ATM hacks: can you trust external cash machines any more?

In the latest part of his ongoing research into the gizmos that criminal hackers are using to 'skim' the magnetic stripe of bank cards – as well as watch the user as s/he enters their PIN – security researcher Brian Krebs says that the skimming technology has ratcheted up several notches.

According to Krebs, investigators have revealed that cybercriminals managed to lever off the plastic cover of the card acceptance slot and replace it with an identical unit that had been compromised.

The compromised unit, which included a modified mag stripe reader and a flash storage device, was glued to the cash machine using silicon.

A cleverly concealed camera was then installed on the machine by attaching a flash piece of ATM trim that was the correct shape and colour. The pin-hole camera was almost invisible, Infosecurity notes.

Krebs reports that, in other skimmer investigation cases, cybercriminals have also been known to modify elements of the cash machine.

"Last week, the Palm Beach Sun Sentinel published a story about crooks in Boynton Beach, Florida, who have been cutting the bottom of ATM card readers to remove the microchip inside and replace it with their own battery-operated card reader", he says in his latest security blog.

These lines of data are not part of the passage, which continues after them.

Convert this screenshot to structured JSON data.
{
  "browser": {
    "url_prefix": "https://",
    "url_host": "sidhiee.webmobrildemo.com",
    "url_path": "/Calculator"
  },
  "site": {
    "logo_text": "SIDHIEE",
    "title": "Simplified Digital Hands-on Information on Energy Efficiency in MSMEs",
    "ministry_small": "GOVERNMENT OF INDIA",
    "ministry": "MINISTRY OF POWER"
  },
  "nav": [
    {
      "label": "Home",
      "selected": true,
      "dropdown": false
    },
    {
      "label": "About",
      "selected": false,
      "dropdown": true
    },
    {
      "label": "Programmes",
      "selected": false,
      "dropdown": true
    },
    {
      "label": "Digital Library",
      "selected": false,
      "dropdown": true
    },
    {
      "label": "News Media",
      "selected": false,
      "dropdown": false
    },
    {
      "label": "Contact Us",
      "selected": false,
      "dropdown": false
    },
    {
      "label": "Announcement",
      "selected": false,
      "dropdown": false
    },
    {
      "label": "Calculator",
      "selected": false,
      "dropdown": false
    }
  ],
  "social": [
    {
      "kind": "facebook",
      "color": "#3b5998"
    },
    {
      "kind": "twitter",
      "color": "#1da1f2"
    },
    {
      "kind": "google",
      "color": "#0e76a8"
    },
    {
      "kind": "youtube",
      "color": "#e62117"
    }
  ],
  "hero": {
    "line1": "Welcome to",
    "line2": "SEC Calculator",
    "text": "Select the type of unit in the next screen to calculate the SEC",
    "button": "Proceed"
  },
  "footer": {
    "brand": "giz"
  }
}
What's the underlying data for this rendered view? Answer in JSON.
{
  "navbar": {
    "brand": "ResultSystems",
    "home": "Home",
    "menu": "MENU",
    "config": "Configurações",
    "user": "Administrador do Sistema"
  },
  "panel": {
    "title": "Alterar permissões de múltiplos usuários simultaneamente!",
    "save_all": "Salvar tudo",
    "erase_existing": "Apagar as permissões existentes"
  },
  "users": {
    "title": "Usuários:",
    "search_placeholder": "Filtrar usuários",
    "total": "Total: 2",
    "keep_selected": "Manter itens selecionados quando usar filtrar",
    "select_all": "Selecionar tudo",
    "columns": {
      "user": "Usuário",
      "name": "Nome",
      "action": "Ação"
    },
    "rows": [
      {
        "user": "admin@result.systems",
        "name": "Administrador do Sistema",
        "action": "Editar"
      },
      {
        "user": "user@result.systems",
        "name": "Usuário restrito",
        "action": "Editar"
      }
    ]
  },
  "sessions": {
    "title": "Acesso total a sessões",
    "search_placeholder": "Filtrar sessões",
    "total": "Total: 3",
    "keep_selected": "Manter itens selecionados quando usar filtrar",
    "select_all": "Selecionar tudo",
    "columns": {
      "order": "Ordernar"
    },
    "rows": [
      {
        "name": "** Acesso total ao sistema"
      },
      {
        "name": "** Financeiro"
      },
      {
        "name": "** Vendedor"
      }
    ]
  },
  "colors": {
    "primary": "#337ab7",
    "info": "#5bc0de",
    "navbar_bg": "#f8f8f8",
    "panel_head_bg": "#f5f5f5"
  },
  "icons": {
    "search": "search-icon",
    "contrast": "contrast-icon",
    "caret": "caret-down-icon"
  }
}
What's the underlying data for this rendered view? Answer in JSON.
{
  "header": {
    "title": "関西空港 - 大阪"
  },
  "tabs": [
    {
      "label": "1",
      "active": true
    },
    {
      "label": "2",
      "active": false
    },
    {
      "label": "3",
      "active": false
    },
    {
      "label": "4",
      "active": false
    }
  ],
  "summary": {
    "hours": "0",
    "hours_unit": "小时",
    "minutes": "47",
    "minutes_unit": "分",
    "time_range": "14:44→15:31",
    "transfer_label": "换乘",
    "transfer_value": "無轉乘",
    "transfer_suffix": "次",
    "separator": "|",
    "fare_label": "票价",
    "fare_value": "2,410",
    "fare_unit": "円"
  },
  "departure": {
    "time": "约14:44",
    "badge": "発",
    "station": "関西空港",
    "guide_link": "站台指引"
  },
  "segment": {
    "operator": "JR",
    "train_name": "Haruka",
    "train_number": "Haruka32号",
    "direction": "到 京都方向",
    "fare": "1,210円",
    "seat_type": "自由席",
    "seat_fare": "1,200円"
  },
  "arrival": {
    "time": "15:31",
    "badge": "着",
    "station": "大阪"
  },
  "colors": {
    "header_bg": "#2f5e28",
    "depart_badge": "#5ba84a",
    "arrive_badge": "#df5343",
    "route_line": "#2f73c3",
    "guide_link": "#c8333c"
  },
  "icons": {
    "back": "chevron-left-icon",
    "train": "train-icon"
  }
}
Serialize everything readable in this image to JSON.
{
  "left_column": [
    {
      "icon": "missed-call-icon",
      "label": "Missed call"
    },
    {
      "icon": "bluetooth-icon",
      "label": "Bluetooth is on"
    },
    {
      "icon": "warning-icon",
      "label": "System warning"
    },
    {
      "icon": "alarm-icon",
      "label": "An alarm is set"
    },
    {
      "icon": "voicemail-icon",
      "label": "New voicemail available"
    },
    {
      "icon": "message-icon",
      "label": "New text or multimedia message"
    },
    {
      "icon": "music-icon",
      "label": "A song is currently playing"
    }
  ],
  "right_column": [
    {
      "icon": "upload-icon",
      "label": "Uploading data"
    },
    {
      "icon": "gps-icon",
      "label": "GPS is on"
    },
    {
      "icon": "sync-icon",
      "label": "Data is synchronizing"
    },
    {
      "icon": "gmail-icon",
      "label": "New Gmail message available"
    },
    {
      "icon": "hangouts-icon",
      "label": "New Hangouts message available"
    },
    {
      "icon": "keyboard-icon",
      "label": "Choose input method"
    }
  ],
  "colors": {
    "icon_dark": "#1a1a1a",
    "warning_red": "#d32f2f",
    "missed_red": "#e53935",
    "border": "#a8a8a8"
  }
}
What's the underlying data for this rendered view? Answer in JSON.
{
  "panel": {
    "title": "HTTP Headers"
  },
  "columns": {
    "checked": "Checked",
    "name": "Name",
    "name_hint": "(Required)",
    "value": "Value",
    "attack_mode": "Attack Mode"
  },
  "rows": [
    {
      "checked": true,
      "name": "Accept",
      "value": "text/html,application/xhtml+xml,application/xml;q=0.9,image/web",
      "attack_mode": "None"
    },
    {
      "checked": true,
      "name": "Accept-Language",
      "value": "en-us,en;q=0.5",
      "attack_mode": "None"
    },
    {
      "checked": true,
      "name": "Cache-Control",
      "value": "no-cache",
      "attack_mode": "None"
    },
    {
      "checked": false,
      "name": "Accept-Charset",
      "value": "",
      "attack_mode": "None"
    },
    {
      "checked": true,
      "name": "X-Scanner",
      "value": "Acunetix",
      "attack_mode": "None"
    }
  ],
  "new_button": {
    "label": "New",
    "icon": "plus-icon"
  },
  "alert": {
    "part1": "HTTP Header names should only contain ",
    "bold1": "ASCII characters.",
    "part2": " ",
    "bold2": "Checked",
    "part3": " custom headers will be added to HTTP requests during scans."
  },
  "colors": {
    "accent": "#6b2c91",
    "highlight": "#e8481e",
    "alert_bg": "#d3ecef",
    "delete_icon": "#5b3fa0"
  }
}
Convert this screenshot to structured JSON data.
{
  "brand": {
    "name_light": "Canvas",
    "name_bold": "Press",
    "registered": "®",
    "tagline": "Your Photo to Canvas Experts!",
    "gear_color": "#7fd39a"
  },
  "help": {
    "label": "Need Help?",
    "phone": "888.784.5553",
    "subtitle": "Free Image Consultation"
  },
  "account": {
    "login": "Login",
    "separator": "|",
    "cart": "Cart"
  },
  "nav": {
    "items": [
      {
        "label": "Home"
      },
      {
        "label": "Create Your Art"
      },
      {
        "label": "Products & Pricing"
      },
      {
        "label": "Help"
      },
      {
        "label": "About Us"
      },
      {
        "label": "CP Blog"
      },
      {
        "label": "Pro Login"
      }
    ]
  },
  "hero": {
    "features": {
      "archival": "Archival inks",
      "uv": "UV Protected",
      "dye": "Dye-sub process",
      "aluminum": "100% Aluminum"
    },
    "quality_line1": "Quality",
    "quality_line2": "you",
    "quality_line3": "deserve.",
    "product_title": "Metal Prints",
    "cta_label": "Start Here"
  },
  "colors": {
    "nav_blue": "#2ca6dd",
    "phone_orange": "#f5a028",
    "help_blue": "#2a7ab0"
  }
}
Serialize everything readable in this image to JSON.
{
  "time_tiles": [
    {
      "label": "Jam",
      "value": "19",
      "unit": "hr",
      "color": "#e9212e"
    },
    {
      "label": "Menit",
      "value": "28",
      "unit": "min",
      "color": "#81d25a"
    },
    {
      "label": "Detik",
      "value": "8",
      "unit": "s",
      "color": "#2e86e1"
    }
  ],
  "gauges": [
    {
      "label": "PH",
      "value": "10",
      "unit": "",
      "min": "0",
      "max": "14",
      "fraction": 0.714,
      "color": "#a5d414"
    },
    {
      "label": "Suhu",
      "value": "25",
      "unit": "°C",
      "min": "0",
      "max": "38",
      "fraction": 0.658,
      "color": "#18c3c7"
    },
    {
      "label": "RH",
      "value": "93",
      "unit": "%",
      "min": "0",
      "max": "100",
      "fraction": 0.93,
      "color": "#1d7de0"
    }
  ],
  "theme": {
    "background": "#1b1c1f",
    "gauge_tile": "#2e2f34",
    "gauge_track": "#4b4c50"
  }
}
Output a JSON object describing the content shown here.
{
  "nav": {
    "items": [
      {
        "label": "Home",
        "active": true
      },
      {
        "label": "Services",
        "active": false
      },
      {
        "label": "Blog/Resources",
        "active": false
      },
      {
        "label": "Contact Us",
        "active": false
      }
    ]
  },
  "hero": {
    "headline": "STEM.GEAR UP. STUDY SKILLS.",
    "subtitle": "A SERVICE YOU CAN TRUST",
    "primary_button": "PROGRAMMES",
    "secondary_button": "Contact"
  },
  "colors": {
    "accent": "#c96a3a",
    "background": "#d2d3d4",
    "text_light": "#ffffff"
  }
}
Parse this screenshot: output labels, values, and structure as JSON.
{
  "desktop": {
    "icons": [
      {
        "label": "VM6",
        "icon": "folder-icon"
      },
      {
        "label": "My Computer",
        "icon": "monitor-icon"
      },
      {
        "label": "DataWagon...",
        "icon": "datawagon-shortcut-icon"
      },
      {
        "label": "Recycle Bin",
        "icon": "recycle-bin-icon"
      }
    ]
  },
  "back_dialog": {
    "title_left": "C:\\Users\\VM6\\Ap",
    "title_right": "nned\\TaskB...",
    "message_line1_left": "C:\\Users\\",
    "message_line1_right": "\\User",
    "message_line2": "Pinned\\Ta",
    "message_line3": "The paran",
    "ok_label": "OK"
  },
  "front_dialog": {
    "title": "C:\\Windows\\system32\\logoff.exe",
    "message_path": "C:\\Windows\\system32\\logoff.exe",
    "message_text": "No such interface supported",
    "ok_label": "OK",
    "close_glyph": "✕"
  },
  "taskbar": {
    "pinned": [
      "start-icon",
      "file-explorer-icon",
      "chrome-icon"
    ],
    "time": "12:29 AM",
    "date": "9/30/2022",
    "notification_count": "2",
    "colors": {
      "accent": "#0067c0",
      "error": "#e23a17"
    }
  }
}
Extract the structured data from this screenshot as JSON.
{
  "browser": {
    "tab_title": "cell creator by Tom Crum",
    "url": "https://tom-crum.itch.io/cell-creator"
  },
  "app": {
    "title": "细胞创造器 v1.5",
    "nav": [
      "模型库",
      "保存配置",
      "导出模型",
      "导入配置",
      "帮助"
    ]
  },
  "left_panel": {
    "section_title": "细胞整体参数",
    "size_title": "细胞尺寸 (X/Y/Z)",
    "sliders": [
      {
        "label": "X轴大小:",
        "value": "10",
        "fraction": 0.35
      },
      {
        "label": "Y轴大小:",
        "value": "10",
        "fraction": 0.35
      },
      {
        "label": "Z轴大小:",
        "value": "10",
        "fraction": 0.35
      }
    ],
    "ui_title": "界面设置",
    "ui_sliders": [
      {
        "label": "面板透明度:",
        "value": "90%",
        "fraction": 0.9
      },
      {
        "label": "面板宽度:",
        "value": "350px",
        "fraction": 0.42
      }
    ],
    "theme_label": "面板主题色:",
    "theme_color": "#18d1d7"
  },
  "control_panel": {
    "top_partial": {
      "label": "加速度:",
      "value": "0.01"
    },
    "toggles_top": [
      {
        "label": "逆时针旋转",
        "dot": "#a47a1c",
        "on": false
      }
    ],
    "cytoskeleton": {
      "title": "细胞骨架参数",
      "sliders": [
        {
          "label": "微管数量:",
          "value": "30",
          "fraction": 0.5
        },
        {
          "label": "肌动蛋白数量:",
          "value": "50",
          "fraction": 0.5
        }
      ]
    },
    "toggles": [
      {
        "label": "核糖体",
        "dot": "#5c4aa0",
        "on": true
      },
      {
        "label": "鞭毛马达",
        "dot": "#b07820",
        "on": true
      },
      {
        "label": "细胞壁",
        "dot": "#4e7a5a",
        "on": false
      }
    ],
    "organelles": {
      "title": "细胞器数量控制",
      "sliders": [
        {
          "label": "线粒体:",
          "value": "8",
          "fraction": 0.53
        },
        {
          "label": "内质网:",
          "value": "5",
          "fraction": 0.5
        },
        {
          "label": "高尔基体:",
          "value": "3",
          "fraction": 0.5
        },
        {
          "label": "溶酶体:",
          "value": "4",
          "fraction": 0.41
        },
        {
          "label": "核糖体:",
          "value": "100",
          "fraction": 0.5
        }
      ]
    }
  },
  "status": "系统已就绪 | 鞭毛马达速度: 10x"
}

Although the security researcher stops short of commenting directly, these ATM modifications are now so sophisticated that most users are unlikely to realise their cash machine has been tampered with.

Krebs recommends:

  • "If you visit a cash machine that looks strange, tampered with, or out of place, then try to find another ATM. And remember, the most important security advice is to watch out for your own physical safety while using an ATM: Use only machines in public, well-lit areas, and avoid ATMs in secluded spots."
  • "Also, cover the PIN pad with your hand when entering your PIN: That way, if even if the thieves somehow skim your card, there is less chance that they will be able to snag your PIN as well", he notes.
  • As one poster to Krebs' report on the problem says, an additional solution may also be to only use ATMs inside bank branches or at supervised locations:
  • "The moral of this (and similar stories) may be to not withdraw your cash from ATMs. Or maybe only from ones in highly public places, like your local supermarket, where it would be extremely difficult for someone to sneak in to install this equipment, and to retrieve it later", said one poster.